As you can see in the last two slides (presented by ASML at the event), standard DUV brought us to 100 MTr/mm^2 (mega-transistor per squared millimeter, a density measurement), while today’s 0.33NA will propel the industry to ~500 MTr/mm^2. The coming High NA machines will be needed at 2nm to bring that up to ~1000 MTr/mm^2, and perhaps beyond with multi-patterning.
Imec’s BEOL ‘Scaling Boosters’ Roadmap
Further increasing transistor density and performance characteristics will also require enhanced Back End of Line (BEOL) processes. As the most basic description possible, the BEOL steps focus on wiring the transistors together, enabling both communication (signals) and power delivery.
Imec calls these secondary density-improving techniques ‘scaling boosters,’ as they contribute to increased transistor density and performance even though they aren’t directly related to the size/placement of the transistors.
Backside power distribution is a key advancement that brings power to the backside of the chip, with Intel already announcing its own version of this technique, dubbed PowerVIA. This technique routes all power for the transistors directly to the transistors through the backside of the transistor, partitioning power delivery to the backside of the transistors while data transmission interconnects remain in their traditional location on the other side.
Separating the power circuitry and the data-carrying interconnects improves voltage droop characteristics, allowing for faster transistor switching while enabling denser signal routing on the top of the chip.

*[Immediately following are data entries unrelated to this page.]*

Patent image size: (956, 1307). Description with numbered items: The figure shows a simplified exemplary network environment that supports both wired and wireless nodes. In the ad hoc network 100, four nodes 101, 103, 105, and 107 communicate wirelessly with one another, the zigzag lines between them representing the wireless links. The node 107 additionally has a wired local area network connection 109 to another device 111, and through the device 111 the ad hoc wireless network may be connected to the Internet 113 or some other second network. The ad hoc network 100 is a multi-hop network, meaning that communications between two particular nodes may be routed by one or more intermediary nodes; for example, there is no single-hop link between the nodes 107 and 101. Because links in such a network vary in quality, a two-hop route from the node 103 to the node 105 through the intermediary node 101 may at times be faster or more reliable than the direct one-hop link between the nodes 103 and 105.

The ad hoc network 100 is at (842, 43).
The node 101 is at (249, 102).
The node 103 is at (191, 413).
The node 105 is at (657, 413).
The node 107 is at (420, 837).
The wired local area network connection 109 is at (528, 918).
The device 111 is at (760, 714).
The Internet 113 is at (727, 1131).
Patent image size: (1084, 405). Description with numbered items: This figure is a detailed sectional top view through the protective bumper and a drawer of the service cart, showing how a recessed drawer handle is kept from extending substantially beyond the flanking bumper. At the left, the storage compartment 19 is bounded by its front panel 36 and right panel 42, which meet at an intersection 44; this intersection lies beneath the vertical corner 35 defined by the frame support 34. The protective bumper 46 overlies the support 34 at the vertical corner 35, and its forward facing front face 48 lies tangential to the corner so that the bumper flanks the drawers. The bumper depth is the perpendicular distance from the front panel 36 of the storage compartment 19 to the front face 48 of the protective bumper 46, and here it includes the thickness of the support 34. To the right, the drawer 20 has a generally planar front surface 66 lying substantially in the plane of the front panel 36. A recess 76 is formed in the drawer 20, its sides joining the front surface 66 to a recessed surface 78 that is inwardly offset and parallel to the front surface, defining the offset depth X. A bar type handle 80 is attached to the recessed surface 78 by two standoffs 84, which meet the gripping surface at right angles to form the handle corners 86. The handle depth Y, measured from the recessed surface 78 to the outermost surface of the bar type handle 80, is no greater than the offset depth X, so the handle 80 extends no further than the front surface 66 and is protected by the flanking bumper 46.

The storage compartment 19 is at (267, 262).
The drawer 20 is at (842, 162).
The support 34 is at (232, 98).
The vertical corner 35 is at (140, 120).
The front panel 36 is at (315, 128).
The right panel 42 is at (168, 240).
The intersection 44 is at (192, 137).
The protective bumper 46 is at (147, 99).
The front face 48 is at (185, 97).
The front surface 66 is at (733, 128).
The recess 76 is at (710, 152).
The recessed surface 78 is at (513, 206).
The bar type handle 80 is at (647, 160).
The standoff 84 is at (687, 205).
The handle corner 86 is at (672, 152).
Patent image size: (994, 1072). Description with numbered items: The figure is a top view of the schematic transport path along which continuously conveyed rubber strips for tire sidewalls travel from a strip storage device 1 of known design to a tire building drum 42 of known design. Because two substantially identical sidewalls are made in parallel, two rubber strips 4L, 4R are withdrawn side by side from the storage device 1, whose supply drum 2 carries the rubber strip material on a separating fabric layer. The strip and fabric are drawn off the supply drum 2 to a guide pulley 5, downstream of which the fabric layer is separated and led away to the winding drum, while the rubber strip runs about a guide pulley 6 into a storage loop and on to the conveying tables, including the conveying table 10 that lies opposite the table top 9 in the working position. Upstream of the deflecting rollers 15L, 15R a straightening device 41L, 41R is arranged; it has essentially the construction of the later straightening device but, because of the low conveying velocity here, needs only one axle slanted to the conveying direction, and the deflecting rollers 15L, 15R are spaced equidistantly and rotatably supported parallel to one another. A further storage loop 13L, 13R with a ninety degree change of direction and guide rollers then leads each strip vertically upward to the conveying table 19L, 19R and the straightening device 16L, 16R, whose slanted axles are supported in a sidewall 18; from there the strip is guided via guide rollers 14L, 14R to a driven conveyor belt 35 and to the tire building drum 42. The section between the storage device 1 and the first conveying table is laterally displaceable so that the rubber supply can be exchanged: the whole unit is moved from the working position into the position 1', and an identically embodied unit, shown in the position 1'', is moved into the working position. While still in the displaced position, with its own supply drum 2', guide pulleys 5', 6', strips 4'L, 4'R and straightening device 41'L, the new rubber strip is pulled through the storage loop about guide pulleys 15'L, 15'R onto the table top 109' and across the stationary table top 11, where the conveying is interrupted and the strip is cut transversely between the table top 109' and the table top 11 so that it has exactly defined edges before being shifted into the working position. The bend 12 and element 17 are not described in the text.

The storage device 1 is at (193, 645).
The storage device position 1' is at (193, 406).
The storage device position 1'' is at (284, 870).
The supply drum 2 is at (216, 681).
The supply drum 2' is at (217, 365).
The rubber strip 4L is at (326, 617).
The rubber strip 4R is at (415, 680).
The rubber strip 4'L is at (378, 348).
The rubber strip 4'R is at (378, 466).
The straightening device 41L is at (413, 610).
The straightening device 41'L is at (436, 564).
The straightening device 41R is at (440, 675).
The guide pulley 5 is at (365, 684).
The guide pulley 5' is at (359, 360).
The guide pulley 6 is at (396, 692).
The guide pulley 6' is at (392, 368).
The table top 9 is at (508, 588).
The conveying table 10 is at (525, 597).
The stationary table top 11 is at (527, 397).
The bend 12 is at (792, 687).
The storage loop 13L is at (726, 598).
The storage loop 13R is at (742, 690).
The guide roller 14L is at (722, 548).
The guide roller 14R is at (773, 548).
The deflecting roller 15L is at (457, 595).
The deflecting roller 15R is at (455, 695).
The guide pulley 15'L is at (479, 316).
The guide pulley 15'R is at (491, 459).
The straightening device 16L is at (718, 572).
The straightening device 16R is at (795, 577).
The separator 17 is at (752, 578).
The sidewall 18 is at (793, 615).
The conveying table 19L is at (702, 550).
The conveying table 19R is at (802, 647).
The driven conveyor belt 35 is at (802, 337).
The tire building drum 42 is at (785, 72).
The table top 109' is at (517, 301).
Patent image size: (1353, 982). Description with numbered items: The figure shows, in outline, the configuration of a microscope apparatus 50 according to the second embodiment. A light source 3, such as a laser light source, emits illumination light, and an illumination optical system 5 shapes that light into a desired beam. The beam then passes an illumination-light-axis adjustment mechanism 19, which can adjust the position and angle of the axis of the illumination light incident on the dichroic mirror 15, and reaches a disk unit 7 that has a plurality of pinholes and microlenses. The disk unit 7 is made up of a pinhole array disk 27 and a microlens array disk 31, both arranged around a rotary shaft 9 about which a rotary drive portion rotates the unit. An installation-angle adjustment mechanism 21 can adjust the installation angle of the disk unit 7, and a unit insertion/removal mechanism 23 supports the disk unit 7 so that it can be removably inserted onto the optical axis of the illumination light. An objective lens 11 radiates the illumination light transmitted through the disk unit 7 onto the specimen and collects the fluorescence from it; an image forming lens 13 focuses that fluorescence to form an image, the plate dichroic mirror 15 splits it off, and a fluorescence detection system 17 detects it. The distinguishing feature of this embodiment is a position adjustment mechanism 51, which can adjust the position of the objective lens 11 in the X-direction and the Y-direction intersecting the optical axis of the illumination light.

Signaling also benefits because the simplified routing enables faster wires with reduced resistance and capacitance. Imec firmly believes that backside power delivery will extend to all leading-edge chips and has been working on this technology for five years, creating its own unique patented backside power delivery technology.
Naturally, heat could become an issue with backside power delivery as the transistors will have metal layers placed on the side of the silicon that usually dissipates heat. Still, imec tells us that the metals used (currently copper) are adept enough at dissipating heat to reduce the impact. However, some design considerations will need to be made to accommodate this technique.
Further improvements on the roadmap include direct metal etch techniques for interconnects, along with self-aligned vias with air gaps. Interconnects, the tiny wires that enable power delivery and communication, has become one of the biggest barriers to scaling. That problem is becoming more pronounced over time — the width of these wires will need to be only a few atoms thick. Imec is also researching new metals that will replace copper, with graphene being among the candidates.
Imec is also researching system technology co-optimization (SCTO) techniques, such as 3D interconnects and 2.5D chiplet implementations. A dearth of Electronic Design Automation (EDA) software for 3D chip designs is the primary inhibitor to wider industry adoption. Imec is working with Cadence to enable advanced software that will simplify the 3D design process.
Stretching out to an even broader view beyond 2030, we see that imec envisions that new materials will replace silicon and the emergence of 2D atomic channels. Imec also believes that magnetics-based gates could emerge as an alternative as the industry inexorably moves towards quantum computing.